Breastfeeding and HIV

If you are HIV-positive, consider safe feeding options for your baby

The human immunodeficiency virus (HIV) can be transmitted to your baby during childbirth and breastfeeding. Initially, the World Health Organisation (WHO) did not advocate breastfeeding for HIV positive mothers if they were able to afford and store formula safety.


However, about 10 years ago, the WHO released new recommendations and HIV-positive mothers are now encouraged to breastfeed, provided they follow some important guidelines.

Breast milk is nature’s perfect food for your newborn and will meet all the nutritional requirements he or she needs. Breastfeeding reduces the risk for gastroenteritis and is free of charge. Breast milk also contains your antibodies, which are passed to your baby during

breastfeeding. This can help to boost his or her immune system.

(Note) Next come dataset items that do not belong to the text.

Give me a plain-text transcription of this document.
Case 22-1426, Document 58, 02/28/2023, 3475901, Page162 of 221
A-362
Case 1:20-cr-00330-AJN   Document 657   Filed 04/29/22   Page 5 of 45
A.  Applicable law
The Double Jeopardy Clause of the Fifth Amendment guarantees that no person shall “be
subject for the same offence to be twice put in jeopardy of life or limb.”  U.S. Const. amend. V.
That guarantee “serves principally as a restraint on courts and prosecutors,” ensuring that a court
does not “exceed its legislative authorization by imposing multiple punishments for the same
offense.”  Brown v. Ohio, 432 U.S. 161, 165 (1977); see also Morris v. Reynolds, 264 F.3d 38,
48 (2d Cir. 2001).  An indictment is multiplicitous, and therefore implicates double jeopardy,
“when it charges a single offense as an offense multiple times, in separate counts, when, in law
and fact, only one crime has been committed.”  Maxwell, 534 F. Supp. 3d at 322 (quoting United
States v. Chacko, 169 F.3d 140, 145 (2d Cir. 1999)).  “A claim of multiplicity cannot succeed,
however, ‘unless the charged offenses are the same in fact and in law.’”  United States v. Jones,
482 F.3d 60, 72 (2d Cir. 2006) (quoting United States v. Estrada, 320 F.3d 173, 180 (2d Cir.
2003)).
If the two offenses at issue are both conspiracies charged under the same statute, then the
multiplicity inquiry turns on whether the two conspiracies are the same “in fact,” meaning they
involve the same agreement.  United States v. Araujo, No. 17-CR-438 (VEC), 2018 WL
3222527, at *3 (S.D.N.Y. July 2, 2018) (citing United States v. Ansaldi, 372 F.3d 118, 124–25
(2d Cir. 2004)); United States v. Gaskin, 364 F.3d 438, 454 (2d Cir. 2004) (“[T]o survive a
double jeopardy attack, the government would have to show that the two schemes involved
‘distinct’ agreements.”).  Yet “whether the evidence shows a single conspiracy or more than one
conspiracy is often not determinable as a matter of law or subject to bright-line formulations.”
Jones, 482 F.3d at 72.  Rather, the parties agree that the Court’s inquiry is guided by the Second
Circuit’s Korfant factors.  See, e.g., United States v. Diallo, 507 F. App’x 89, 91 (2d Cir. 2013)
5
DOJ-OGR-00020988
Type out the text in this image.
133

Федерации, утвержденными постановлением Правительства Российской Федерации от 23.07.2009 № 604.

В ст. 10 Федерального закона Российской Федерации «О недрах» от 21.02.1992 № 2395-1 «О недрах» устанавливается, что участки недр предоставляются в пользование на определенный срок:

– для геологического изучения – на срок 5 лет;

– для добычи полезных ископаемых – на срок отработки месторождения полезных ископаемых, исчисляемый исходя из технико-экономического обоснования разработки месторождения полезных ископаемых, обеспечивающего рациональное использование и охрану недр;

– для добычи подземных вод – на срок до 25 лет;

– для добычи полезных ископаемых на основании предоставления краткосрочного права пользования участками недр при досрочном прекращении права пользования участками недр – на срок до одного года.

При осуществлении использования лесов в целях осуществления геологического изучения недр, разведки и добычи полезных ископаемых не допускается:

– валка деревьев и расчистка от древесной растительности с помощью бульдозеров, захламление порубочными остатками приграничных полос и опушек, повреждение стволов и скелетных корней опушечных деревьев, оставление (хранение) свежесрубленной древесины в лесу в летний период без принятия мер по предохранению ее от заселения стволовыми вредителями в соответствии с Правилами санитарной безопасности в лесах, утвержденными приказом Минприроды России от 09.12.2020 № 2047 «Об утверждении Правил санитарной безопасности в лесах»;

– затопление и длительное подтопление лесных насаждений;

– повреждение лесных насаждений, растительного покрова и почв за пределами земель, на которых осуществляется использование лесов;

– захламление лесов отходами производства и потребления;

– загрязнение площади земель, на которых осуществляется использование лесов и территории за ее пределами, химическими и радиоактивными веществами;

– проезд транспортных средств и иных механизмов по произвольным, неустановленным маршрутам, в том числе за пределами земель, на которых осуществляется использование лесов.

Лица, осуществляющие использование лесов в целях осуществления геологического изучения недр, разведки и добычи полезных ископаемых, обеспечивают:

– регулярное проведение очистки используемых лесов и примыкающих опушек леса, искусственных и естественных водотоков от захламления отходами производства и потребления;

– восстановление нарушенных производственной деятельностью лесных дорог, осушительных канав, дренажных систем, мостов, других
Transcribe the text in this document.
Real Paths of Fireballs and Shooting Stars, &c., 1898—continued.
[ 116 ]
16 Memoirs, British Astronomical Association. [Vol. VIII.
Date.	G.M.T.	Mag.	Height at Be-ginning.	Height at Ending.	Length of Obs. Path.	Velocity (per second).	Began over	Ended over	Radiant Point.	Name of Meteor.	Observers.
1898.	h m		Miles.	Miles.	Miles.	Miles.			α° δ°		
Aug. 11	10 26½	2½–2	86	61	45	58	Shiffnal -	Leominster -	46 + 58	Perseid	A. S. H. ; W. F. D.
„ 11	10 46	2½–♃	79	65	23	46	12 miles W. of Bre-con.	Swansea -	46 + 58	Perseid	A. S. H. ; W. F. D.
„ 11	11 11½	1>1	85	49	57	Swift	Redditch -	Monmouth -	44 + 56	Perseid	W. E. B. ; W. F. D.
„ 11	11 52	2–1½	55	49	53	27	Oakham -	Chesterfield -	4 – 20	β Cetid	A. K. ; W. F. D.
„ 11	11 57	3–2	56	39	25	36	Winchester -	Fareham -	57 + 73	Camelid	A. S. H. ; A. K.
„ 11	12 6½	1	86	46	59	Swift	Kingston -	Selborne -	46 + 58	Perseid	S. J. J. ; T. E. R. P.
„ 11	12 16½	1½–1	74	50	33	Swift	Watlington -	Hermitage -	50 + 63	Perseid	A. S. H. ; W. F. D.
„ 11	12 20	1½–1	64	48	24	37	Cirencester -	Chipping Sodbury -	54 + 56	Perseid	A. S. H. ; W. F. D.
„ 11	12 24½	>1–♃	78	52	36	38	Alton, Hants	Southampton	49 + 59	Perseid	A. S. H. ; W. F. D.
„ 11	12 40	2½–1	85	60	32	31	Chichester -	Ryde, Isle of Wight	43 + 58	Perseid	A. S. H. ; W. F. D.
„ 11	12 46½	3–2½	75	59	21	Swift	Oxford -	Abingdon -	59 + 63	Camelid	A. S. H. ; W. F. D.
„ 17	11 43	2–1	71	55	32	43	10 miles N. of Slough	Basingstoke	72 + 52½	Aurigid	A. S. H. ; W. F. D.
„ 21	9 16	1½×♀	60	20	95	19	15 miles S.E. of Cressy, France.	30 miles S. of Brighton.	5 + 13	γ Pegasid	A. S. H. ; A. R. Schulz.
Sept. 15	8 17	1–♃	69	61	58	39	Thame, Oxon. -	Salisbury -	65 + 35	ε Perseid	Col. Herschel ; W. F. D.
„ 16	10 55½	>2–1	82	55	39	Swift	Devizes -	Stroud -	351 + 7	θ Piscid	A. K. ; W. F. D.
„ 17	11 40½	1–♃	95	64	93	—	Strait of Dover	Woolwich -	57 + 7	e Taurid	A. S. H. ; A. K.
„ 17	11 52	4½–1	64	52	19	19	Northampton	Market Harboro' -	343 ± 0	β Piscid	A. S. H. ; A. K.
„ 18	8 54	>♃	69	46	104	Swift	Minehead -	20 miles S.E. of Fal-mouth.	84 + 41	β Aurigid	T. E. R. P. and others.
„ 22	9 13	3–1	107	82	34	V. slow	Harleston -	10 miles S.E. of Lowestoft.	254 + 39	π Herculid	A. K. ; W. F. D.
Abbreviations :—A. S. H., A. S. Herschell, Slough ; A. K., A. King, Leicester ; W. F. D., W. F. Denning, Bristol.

You have a right to decide what is best for you and your baby. If you decide to formula feed your baby, that is your choice. If you decide to breastfeed, here are guidelines to follow to prevent the transmission of HIV to your baby.

1. Take ARVs

Continue with your antiretroviral therapy (ART), which is a combination of antiretroviral (ARV) drugs. Follow your doctor’s advice on how to take your medication. The use of ARVs reduces the risk for transmission of the virus to your baby. Your newborn may be prescribed liquid ARVs to take for six weeks after birth.

2. Breastfeed Exclusively

This means that baby must only receive breast milk. Moms are also encouraged to demand feed, where baby is given the breast when he or she cries or when mom notices the baby’s  hunger cues. If baby is hungry, he may turn his head to the side and/or try to suck his hands. A short, low-pitched cry or restless, fussy behaviour is a late hunger cue.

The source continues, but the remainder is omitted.